PARIS: Prominent Islamic scholar Tariq Ramadan was due to face one of his rape accusers in a French court Tuesday as he seeks bail after seven months in custody on charges he furiously denies.
Ramadan, a frequent TV commentator, was a professor at Oxford University until he was forced to take leave when the rape allegations surfaced at the height of the “Me Too” movement late last year.
The Swiss citizen, whose grandfather founded Egypt’s Muslim Brotherhood, was charged in France in February with raping two women in hotels in 2009 and 2012.
Swiss prosecutors have also opened an investigation into allegations that he raped a woman in a Geneva hotel in 2008, local media reported Sunday.
Ramadan, 56, has repeatedly sought bail arguing that being in prison is making it more difficult for him to receive treatment for multiple sclerosis.
In a video posted on Facebook Monday, his son Sami said his father had been “presumed guilty since the start” and that he appeared frail during a recent visit. “He needs assistance and a walking frame to move,” he said in the video.
But judges have ruled that he has adequate care in the prison hospital at Fresnes in the southern Paris suburbs.
On Tuesday, he will come face-to-face with the disabled woman who accuses him of attacking her in the eastern French city of Lyon in 2009.
She remains anonymous but is known in the media as “Christelle.”

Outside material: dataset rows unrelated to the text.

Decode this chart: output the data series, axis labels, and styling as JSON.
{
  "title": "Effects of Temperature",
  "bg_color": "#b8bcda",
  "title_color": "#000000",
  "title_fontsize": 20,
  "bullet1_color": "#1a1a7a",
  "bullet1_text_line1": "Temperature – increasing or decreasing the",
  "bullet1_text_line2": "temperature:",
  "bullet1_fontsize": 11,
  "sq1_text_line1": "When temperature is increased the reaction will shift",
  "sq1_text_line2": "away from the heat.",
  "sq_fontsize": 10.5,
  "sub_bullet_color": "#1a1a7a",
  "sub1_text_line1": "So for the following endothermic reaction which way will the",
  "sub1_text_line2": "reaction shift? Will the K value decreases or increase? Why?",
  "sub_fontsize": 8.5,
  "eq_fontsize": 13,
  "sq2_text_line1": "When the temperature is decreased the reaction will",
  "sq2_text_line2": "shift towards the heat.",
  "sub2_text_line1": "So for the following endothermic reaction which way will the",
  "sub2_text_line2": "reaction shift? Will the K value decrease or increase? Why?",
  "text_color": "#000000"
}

Ramadan was initially due to face her at a hearing in mid-July but it was postponed after Christelle’s lawyers said she was unwell.

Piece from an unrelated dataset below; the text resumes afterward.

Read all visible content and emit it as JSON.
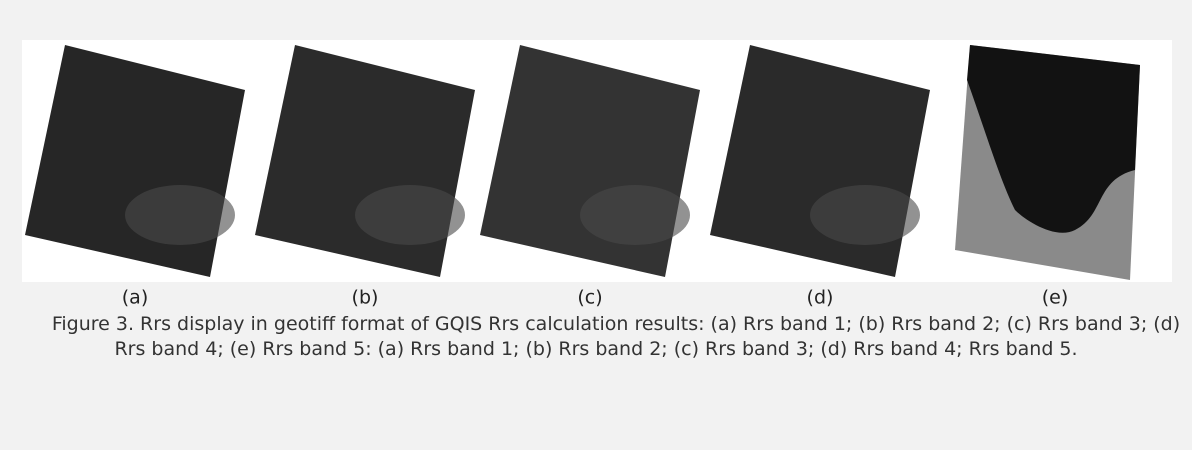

Ramadan, a married father of four who has dismissed the allegations against him as a smear campaign, has denied any sexual contact with Christelle.
At a previous hearing she described a scar on Ramadan’s groin as proof they had a sexual encounter, but his lawyers have argued she could have obtained this detail from one of his former mistresses.
He has said he engaged in a flirtatious exchange of messages with the woman and met her for around half an hour in the hotel lobby, while she maintains that he raped and beat her in his room.
His other French accuser, a Muslim fundamentalist turned secular activist named Henda Ayari, went public with her allegations last October.
She said she was encouraged to speak out by the global torrent of sexual harassment and abuse stories unleashed by the allegations against Hollywood mogul Harvey Weinstein.
Both she and Christelle said they approached Ramadan, one of the best-known Islamic scholars in Europe, seeking religious advice.
Ramadan’s lawyers have pointed to inconsistencies in Ayari’s account of the alleged attack.
Another woman, French former call girl Mounia Rabbouj, has accused Ramadan of raping her several times in France as well as in London and Brussels between 2013 and 2014, but he has not been charged over those allegations.
He maintains he had a consensual affair with Rabbouj, describing relations that were “feisty” and involved “domination.”